Eh già, i telegiornali non l’hanno riferito quindi noi, che siamo sempre informati su tutto, avendo difettato nella carità non lo abbiamo saputo e neppure ci è venuto in mente, a loro giustificazione.

E invece i già scarsi preti che, nelle grandi città come nei piccoli paesi, spesso devono amministrare fino a cinque parrocchie, tra morti, ammalati e  quarantene sono ancor più decimati di prima e neppure se volessero potrebbero celebrare messe ogni sessanta minuti, come suggerito da qualche bell’anima, per soddisfare la fame di eucaristia dei fedeli.

Fedeli che, per la maggioranza e come riportano anche i dati sulla frequenza alle celebrazioni eucaristiche, finora si sono dimostrati molto poco rispettosi del precetto festivo e del sacramento della confessione, mentre li abbiamo veduti in gran numero nelle feste importanti, come Natale e Pasqua, quando si mettevano ordinatamente in fila a frotte per ricevere indegnamente il Corpo di Cristo quale diritto dovuto  al loro battesimo, attendendo poi annoiati la benedizione finale per correre a svolgere il rito pagano delle abbuffate tradizionali.

Quelli di Ninive furono graziati perché credettero alla predicazione di Giona, ammisero le loro colpe, si vestirono di sacco e fecero digiuno, mentre di noi Gesù ha sentenziato che, se non ascolteremo la Parola di Dio, nel Giudizio saremo condannati  dagli stessi abitanti di quella città pentita.

E se pure noi non abbiamo commesso peccati col nostro agire li abbiamo compiuti con le nostre omissioni.
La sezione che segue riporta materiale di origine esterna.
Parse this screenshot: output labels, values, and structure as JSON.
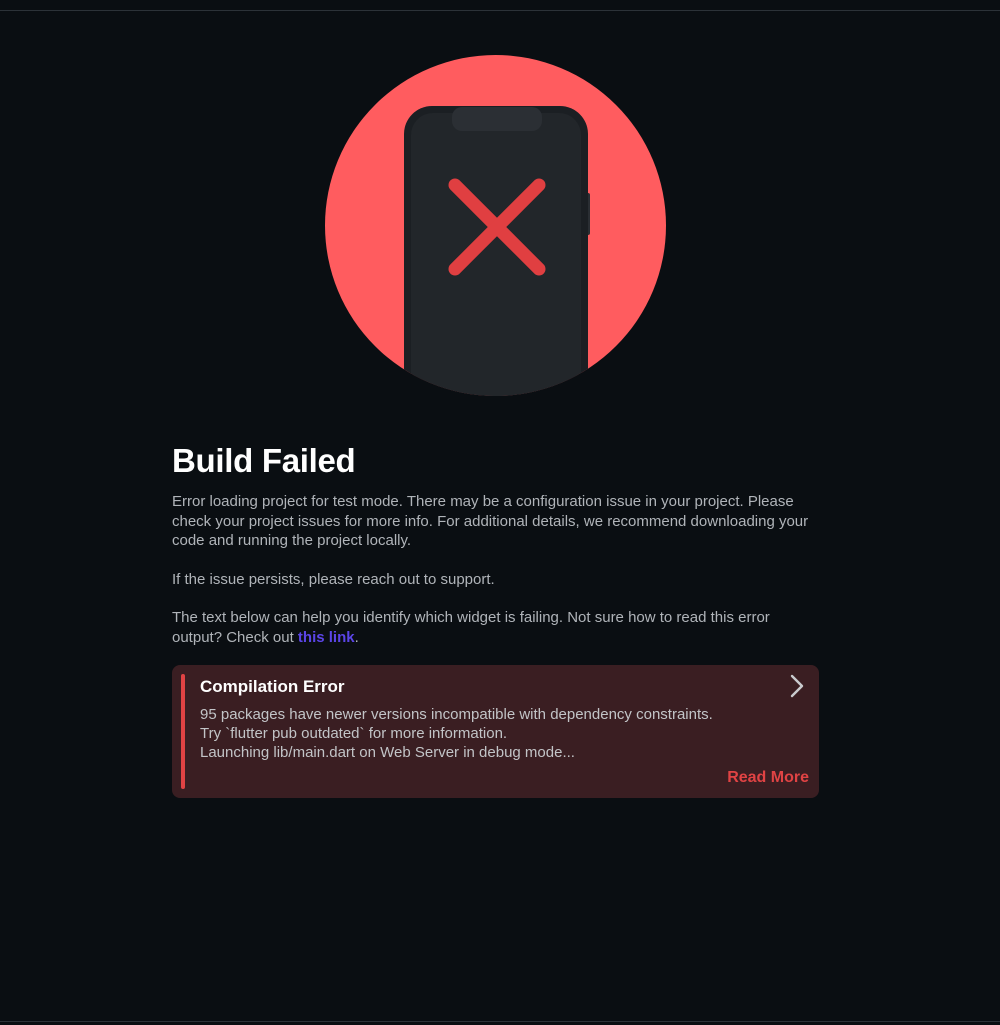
{
  "colors": {
    "background": "#0a0e12",
    "circle": "#ff5c5f",
    "phone": "#1f2327",
    "x_mark": "#e03f41",
    "link": "#5b45e8",
    "card_background": "#3a1e22",
    "accent": "#e04344"
  },
  "illustration": {
    "icon": "phone-with-x-icon"
  },
  "heading": {
    "title": "Build Failed"
  },
  "body": {
    "paragraph1": "Error loading project for test mode. There may be a configuration issue in your project. Please check your project issues for more info. For additional details, we recommend downloading your code and running the project locally.",
    "paragraph2": "If the issue persists, please reach out to support.",
    "paragraph3_prefix": "The text below can help you identify which widget is failing. Not sure how to read this error output? Check out ",
    "paragraph3_link": "this link",
    "paragraph3_suffix": "."
  },
  "error_card": {
    "title": "Compilation Error",
    "log_lines": [
      "95 packages have newer versions incompatible with dependency constraints.",
      "Try `flutter pub outdated` for more information.",
      "Launching lib/main.dart on Web Server in debug mode..."
    ],
    "read_more_label": "Read More",
    "chevron_icon": "chevron-right-icon"
  }
}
Difatti quando abbiamo veduto lo scempio dei Ministri della Chiesa abbiamo reagito con le indignazioni e le accuse, scoprendo le loro vergogne e additandoli al pubblico ludibrio, rischiando perciò di essere maledetti come Cam (Gn 9,25). Quello che ci chiedeva il Signore invece era che pregassimo e riparassimo per loro: “… e ingegnarvi, con affecto di caritá e con l’orazione sancta, di rivestirli, e con lagrime lavare la immondizia loro, cioè offerirli dinanzi a me con lagrime e grande desiderio che Io gli rivesta, per la mia bontá, del vestimento della caritá.” (qui)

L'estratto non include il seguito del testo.